夏と空と青と夕焼け
私たちはきっと、互いに臆病で優しすぎて、小さな嘘ばかりついていた。自分を守るために。お互いを守るために。 それは罪もなく他愛ないものばかりだったけれど、自分ばかりをひどく狭い場所に追い詰めて、私たちは、窒息しそうになって目を背けた。 ひどく小さな嘘だったのに。 今なら分かる。守りたかったものはとても些細なもので、そして、そう簡単に失われるものではなかったのだけれど。 あの頃、私たちは何も分からずに。 ほんの少し傷付いただけで、粉々に壊れてしまいそうで。 まるで近づけなかったね? 思わず伸ばした手が空を掴むだけ。

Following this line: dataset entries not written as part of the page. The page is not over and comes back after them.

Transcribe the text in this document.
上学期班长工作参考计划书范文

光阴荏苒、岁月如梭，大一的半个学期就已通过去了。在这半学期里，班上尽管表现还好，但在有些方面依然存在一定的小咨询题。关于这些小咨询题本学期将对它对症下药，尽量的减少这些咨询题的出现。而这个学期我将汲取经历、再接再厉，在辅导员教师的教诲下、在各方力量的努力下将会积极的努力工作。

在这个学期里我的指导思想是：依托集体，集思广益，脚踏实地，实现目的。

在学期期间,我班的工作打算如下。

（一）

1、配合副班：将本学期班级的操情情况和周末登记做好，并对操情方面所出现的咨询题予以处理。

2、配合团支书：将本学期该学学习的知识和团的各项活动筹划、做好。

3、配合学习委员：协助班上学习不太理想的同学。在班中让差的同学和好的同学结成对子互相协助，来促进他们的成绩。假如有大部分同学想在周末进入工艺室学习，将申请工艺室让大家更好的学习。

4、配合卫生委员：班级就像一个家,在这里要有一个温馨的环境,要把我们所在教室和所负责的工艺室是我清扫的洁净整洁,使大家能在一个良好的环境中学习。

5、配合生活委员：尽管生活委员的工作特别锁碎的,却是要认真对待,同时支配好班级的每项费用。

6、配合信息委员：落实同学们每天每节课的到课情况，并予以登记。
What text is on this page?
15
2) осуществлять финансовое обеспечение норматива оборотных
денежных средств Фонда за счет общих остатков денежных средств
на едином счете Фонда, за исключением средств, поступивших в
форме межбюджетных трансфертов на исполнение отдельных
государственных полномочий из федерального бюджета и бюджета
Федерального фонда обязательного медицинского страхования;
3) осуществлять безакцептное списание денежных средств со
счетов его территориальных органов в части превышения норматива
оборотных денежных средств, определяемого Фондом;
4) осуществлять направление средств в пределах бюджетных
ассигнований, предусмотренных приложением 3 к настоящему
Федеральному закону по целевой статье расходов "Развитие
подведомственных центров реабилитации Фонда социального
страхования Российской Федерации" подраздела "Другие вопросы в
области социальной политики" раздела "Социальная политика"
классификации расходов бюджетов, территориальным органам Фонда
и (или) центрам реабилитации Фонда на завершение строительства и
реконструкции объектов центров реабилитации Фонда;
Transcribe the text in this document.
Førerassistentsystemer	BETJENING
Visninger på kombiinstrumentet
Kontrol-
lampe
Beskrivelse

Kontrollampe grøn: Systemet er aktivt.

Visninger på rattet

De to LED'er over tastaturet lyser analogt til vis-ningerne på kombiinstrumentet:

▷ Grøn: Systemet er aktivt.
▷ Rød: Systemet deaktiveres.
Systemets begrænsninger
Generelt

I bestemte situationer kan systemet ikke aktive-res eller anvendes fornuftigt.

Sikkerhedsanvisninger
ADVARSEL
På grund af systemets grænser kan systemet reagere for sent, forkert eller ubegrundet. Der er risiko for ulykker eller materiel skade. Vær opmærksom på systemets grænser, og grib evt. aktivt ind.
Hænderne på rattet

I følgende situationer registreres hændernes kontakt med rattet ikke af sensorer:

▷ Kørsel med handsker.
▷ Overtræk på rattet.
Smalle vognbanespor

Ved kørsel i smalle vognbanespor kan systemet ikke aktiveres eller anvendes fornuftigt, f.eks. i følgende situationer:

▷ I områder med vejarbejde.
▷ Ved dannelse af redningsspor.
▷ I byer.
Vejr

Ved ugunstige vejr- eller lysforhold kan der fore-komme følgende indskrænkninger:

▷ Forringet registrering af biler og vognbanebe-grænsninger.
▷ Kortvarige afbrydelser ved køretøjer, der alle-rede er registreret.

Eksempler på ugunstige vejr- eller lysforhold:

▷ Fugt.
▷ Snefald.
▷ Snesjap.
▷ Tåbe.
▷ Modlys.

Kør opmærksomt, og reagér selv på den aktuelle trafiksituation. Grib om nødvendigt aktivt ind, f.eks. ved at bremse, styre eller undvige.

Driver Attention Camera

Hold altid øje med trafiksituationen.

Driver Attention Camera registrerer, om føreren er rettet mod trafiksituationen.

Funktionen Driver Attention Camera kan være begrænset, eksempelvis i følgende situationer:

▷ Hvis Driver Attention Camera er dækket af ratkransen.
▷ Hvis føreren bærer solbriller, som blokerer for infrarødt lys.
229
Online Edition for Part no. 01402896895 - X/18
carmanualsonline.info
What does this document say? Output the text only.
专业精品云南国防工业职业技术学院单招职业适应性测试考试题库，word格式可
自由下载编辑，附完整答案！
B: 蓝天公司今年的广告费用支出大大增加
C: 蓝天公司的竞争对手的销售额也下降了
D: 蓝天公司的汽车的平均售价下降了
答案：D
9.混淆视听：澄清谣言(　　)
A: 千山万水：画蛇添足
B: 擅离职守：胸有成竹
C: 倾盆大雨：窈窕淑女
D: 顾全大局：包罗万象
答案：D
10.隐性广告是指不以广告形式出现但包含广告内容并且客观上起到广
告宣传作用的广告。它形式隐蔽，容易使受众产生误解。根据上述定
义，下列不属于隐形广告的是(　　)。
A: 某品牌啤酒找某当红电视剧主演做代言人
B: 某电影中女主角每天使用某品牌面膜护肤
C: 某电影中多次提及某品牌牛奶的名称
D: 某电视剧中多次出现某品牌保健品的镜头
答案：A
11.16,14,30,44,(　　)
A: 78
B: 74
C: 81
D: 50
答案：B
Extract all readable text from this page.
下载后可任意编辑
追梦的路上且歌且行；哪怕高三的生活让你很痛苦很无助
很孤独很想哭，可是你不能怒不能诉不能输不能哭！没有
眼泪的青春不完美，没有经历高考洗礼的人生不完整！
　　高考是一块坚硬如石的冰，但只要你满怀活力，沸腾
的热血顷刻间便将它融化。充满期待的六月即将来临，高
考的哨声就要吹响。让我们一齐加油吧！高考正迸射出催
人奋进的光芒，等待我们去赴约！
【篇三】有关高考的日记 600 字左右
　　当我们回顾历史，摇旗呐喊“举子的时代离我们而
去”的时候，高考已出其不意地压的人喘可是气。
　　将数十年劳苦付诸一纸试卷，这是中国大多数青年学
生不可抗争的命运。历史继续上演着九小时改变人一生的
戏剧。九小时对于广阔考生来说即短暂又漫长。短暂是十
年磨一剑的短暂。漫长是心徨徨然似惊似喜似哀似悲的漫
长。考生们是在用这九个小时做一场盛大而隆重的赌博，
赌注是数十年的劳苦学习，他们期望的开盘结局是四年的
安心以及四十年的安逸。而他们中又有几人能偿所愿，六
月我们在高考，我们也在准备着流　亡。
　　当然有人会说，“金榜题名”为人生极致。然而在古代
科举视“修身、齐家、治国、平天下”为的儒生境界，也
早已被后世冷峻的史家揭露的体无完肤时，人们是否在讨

君は今頃どこにいるのだろう? 私は。私はここにいます。 背が伸びたけれど、空は相変わらず高いままです。 色々な事が変わったと言うけれど、それでも抜けるように青く見えます。 君は今頃、何をしているだろう? また出会えたらいいのにと心から思っていました。 何も行動は起こさないまま、私は空を見上げたままで、心から願いました。 もしもう一度会えたときにそれが奇跡だとか運命だとか思えるように、探さないでいようと思いました。 私はここです。変らないまま。 何か、原点のようだと思うのです。 夏と青と空と夕焼け。 あなたには伝わるといいなと願っています。